Dans son allocution, Mélenchon a déclaré : "Je n'ai pas de problème avec les médias, ce sont les médias qui ont un problème avec moi", tout en s'adressant à un public composé d'influenceurs et de médias alternatifs. Des médias tels qu'AFPTV, Libération et TF1 n'ont pas reçu d'accréditation pour cet événement, soulignant la fracture croissante entre LFI et la presse mainstream.

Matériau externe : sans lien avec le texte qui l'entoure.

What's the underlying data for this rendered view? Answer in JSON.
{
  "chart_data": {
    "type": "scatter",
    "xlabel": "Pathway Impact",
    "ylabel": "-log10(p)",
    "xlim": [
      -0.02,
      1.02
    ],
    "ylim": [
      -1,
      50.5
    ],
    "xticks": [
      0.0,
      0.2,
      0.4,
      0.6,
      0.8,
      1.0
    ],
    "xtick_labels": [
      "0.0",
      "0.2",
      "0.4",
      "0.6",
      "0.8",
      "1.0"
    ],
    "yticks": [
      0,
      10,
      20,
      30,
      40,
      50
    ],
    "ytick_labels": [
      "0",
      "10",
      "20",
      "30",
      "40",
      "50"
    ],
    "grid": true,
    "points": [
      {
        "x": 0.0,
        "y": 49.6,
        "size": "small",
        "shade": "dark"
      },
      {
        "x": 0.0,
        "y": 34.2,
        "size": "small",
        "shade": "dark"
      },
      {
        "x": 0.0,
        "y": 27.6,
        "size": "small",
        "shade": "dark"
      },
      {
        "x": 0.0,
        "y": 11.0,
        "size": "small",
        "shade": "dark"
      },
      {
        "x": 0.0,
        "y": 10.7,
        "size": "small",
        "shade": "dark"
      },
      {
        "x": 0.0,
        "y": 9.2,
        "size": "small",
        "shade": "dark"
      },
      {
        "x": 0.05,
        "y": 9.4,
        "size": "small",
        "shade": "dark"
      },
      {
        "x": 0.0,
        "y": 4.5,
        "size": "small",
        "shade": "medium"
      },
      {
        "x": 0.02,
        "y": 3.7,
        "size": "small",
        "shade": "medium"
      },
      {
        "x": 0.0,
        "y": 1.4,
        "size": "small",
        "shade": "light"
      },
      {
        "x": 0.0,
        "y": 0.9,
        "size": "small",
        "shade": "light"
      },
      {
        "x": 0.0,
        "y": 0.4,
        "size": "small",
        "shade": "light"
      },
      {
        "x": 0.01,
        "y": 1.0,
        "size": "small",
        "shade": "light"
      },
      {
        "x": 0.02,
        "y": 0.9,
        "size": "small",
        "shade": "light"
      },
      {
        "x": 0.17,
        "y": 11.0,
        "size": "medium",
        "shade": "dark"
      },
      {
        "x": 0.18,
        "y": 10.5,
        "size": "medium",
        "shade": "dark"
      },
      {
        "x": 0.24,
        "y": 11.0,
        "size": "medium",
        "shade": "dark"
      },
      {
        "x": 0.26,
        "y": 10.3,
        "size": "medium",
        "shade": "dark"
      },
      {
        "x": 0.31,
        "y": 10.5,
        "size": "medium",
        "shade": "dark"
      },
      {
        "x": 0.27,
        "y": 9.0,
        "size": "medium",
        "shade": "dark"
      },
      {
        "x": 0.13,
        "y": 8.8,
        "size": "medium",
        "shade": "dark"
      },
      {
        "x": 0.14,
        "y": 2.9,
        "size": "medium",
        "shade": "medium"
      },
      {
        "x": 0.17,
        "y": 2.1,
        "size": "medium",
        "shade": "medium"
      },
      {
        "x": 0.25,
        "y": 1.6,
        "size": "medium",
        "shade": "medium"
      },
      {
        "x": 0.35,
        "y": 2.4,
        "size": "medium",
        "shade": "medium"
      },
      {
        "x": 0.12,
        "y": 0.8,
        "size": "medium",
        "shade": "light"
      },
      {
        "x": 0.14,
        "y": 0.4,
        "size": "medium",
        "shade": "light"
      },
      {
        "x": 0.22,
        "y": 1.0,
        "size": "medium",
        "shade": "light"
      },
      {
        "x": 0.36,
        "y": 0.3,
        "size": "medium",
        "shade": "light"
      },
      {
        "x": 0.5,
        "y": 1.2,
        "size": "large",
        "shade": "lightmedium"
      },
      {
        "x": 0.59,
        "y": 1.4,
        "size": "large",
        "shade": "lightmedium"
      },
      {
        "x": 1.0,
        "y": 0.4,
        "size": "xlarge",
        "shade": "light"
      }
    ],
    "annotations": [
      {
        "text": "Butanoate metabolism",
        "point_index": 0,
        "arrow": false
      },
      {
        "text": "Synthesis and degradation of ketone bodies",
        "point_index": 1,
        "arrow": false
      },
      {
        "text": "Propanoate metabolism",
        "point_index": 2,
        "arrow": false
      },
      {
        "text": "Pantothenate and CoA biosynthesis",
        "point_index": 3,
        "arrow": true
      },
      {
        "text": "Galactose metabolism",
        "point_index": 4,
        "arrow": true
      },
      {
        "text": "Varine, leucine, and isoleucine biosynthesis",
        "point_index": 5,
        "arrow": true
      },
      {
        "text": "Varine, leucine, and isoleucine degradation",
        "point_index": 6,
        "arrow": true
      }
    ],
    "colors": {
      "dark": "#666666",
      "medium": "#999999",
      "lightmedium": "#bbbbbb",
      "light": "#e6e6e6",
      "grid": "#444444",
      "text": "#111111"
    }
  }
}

Maud Bregeon a ajouté que le fait que Mélenchon trie les médias et exclut délibérément certaines voix de la conférence est d'une "extrême gravité". Elle s'est interrogée : "Comment peut-on, en démocratie, piétiner ainsi le travail des journalistes et ostraciser une part significative de la presse ?" Ces déclarations soulignent un climat d'inquiétude quant à la liberté de la presse en France, un sujet qui mérite une attention particulière dans le débat public.
Elle a appelé à un tollé au sein même de LFI pour encourager une réflexion sur l'importance d’une presse libre et diversifiée. Alors que le climat politique est tendu, la lutte pour la liberté d’expression et le respect du journalisme est plus pertinente que jamais.